China to investigate Foxconn taxes

Several months after the business’s millionaire founder said he would run in Taiwan’s presidential elections, the tax authorities in China began various investigations into the company Foxconn that develops the iPhone.

According to sources in the local media, Foxconn is expected to undergo tax audits of its operations in China, as well as probes into land use in two provinces located within China.

It is widely believed that political considerations were a driving force behind the investigations, which have been verified by the manufacturer based in Taiwan but have not been formally acknowledged by any of China’s government departments.

Terry Gou, the founder of Foxconn, made the announcement in August that he would participate in the presidential election in Taiwan in 2024 as an independent candidate. A few days after announcing his intention to run for election, well-known and outspoken businessman Gou resigned from the board of directors of the company.

Foxconn, which is also known as Hon Hai Technology Group and is one of the largest employers in the world, stated that it will comply with the investigations. Foxconn is Apple’s top supplier of iPhones and is also known as Hon Hai Technology Group. “A fundamental principle of Hon Hai Technology Group is to operate in full compliance with the laws of each and every country in which we do business.” On the linked tasks and operations, we will work closely with the relevant units and actively cooperate with them.

On Monday, shares of Foxconn fell by more than 2 percent as a result of the announcement. During the pre-market hours, shares of Apple experienced a decline of almost one percent. The American technology firm is the most successful business in the history of the globe, and its iPhone is the most significant product it has ever produced.

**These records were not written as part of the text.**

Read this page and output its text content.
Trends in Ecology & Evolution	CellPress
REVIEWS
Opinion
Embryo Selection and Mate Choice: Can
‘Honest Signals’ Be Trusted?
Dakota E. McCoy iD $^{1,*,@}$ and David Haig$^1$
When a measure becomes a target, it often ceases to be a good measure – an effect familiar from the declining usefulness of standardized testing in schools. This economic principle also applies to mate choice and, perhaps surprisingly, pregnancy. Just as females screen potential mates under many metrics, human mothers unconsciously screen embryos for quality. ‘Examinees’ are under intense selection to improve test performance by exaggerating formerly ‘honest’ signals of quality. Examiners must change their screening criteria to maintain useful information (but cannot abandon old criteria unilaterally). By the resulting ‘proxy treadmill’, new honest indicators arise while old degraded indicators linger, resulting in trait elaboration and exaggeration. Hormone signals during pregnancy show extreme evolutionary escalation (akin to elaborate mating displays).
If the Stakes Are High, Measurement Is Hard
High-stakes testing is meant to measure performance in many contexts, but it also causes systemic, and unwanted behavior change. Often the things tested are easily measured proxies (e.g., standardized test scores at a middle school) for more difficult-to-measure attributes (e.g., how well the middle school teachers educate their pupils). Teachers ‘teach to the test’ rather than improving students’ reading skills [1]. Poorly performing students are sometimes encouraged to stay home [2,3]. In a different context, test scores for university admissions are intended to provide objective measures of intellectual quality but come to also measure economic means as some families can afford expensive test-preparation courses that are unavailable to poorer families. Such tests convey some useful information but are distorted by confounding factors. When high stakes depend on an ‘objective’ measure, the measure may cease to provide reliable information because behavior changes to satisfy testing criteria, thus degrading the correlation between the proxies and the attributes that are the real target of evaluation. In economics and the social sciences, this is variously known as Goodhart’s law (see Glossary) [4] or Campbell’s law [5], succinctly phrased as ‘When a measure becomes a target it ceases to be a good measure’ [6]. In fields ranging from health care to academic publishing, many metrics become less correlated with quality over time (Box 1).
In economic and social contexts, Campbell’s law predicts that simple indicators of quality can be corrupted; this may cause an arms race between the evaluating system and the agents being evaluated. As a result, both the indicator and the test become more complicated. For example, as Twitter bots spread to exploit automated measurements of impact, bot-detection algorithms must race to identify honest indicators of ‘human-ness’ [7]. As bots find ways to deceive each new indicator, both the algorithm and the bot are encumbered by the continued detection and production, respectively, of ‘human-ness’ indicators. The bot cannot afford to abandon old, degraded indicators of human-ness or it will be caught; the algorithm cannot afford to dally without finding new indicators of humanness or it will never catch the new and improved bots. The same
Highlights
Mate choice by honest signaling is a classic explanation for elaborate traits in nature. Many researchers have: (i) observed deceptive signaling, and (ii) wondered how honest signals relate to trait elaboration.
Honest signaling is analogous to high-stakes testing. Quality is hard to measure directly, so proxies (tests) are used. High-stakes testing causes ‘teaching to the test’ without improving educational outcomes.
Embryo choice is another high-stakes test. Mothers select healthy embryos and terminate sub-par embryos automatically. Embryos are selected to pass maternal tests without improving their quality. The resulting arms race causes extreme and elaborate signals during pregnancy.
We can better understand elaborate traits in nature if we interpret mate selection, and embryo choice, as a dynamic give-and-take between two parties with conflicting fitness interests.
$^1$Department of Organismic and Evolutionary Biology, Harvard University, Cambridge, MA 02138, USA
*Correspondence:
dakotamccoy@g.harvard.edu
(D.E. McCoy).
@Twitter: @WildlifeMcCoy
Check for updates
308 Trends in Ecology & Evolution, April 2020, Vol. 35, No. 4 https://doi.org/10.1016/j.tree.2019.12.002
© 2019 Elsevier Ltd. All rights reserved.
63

The tax investigations against Foxconn have begun at a time when tensions are running high between Beijing and Washington following a series of measures taken by each nation to restrict the technology industries of the other. On the basis of national security concerns, the administration of Joe Biden disclosed last week its intention to limit the amount of advanced artificial intelligence chips manufactured by Nvidia and other companies that are sent to China.

Some of the largest corporations in China’s troubled real estate market are on the verge of defaulting on their financial obligations as the country’s overall economic growth continues to decelerate. China is also battling with its own economic growth slowdown. The CSI 300 index for the country experienced a decrease of more than 1% on Monday, bringing it down to 3,450 points and marking its lowest level since before the Covid epidemic in February 2019.

There is also ongoing conflict over Taiwan’s independence, as China has sworn to incorporate Taiwan into the Chinese state as part of what it refers to as “reunification” ambitions. This creates continual tension. This is in spite of widespread opposition from Taiwan’s populace as well as from the country’s most prominent political groups.

China severed all communications with Taiwan in 2016, and in recent years it has become increasingly aggressive, deploying a growing number of warplanes and ships into Taiwan’s air defense zone.

At the beginning of his campaign for the presidency, Gou made the statement that he would “bring 50 years of peace to the Taiwan strait and build the deepest foundation for the mutual trust across the strait.”

He also drew parallels between the situation in Ukraine and Russia’s invasion of Ukraine in early 2022. In addition, he placed the responsibility on President Tsai Ing-wen’s party, which is currently in power, for the escalation of hostilities.

“During the roughly seven years that the Democratic Progressive party has been in power, they have brought Taiwan dangerously close to the brink of war on the international stage. He has stated in the past that their policies are riddled with errors both domestically and internationally.

“Taiwan must not become Ukraine, and I will not let Taiwan become the next Ukraine,” Gou continued.